Napoli, biglietti gratis per lo stadio, ecco la fetta più grande

La vera fetta della torta, quella più grande e ghiotta, non sono tuttavia i due ticket per ogni consigliere comunale, ma i biglietti gratis al San Paolo a disposizione della giunta. Sono 160, sono a disposizione del Cerimoniale del Comune di Napoli che li fornisce (tecnicamente non sono ‘biglietti' ma ‘inviti' essendo lo stadio un immobile di proprietà dell'Ente) su espressa richiesta della giunta quindi di assessori o sindaco. A chi vanno questi 160 ticket ogni domenica di calcio partenopea? Non si sa. Non è chiaro, non sono chiari i criteri né i beneficiari dell'ingresso in tribuna. Poi ci sono altri 400 biglietti gratis che invece vanno alle scuole. O almeno così si spera.

Il sistema dei biglietti omaggio nel Calcio Napoli: come funziona?

Nel 2012 nell'ambito di una inchiesta della Procura di Napoli viene sentito un dirigente del Calcio Napoli (non indagato) che illustra – riportato dal Fatto Quotidiano – agli inquirenti come funziona sistema dei biglietti omaggio nel Calcio Napoli. Ci sono ogni volta richieste da Procura, Guardia di Finanza, Carabinieri, Polizia e ovviamente da Camera dei Deputati e Senato della Repubblica.
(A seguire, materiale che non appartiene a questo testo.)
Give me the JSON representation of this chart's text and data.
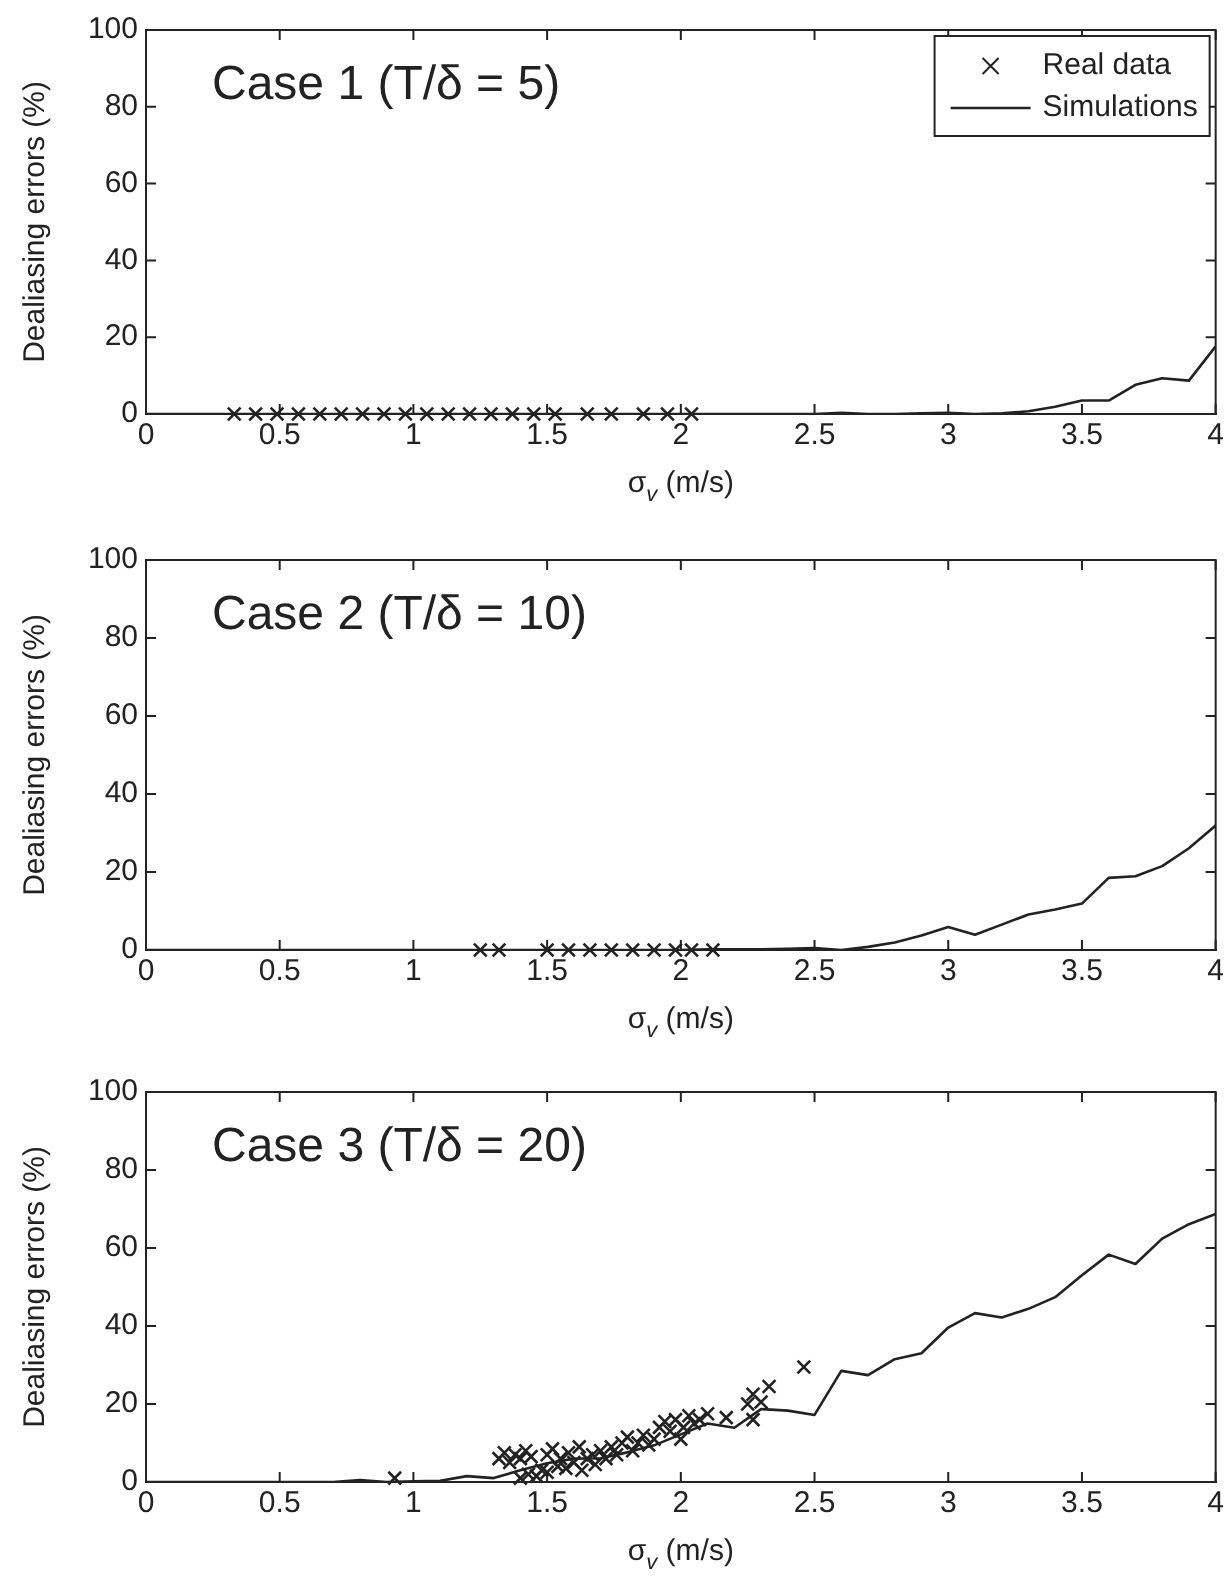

Circa 200 ticket per ‘la casta' che tifa Napoli, collocata fra tribuna d’onore e tribuna autorità. Poi i biglietti per giunta e consiglio comunale e il resto dei ticket gratuiti, invece, a disposizione del Calcio Napoli e divisi tra parenti dei calciatori e dello staff, invitati dal presidente Aurelio De Laurentiis (parenti, sponsor, personalità, vip) squadre avversarie e così via.